To see how all this is possible, scientists began to study hawk moths. These beautiful insects — Hummingbird invertebrate in the world — presents an elegant, fast-flying butterflies that are constantly searching for flowers with nectar. Once the flower was found, the moth hovers in front of him, sucking the nectar through the proboscis, ratovitski tube.
Night European Deilephila elpenor hawk moth is a beautiful creature, hiding in feathered pink and green scales that collect nectar in the deep of the night. A few years ago, scientists have discovered that this butterfly can discern colors in the night, the first night animal, that is known.
Recently, this butterfly has revealed another of its secrets: neural tricks that she uses to see well in very dim light. These stunts, of course, use and other night insects, such as Megalopta. After studying the physiology of neural circuits in the visual centers of the brain, scientists have discovered that Deilephila can see in the dim light, effectively folding the photons collected in different points of space and time.
It's a bit like increasing the shutter speed on the camera in low light. If you allow the shutter to stay open longer, more light will reach the image sensor and will get brighter picture. The disadvantage is that anything moving fast like driving a car, I don't get permission, so the insect will not see it.the
To combine the photons in space, the individual pixels of the image sensor you can pool, creating smaller, but large number "superpixel". Again, the disadvantage of this strategy is that even with the high brightness of the image will be blurry and devoid of clear detail. But for night animal that tries to live in the dark, able to see the bright, but lacking in detail and slow world will be better than not seeing anything at all (which is the only alternative).

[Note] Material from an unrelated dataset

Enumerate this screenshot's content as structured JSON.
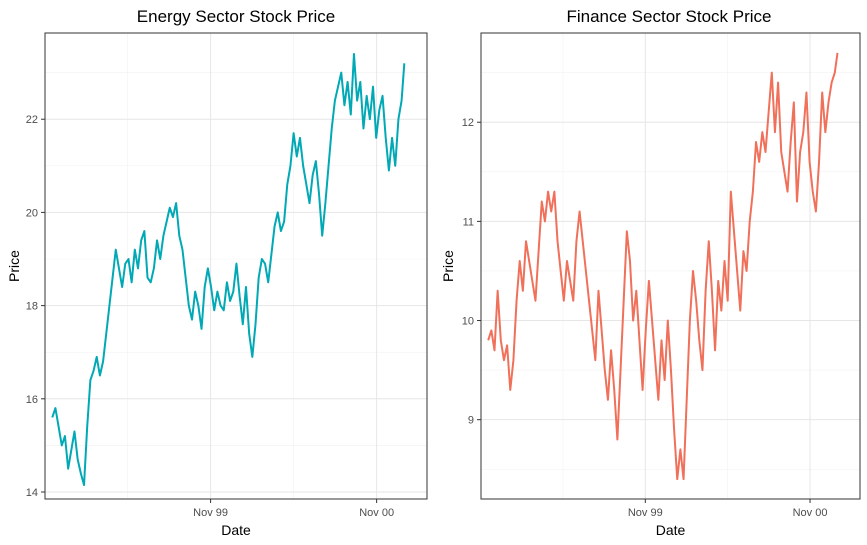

Psychologists have shown that the neural summation of photons in time and space is extremely useful for night deilephila. With all the intensity of night light, from twilight to the stars, the summation significantly improves the ability of deilephila to see well in dim light. In fact, due to these neural mechanisms, deilephila can see at 100 times dimmer light than otherwise. The advantages of a sum so great that other night insects too, very likely rely on him to see well in the night.
The World observed the night insects, may not be as sharp or well resolved as the one that they see day-active relatives. But the summation ensures that it will be bright enough to catch prey, fly back to the nest and to avoid obstacles. Without this ability they would be as blind as we all are.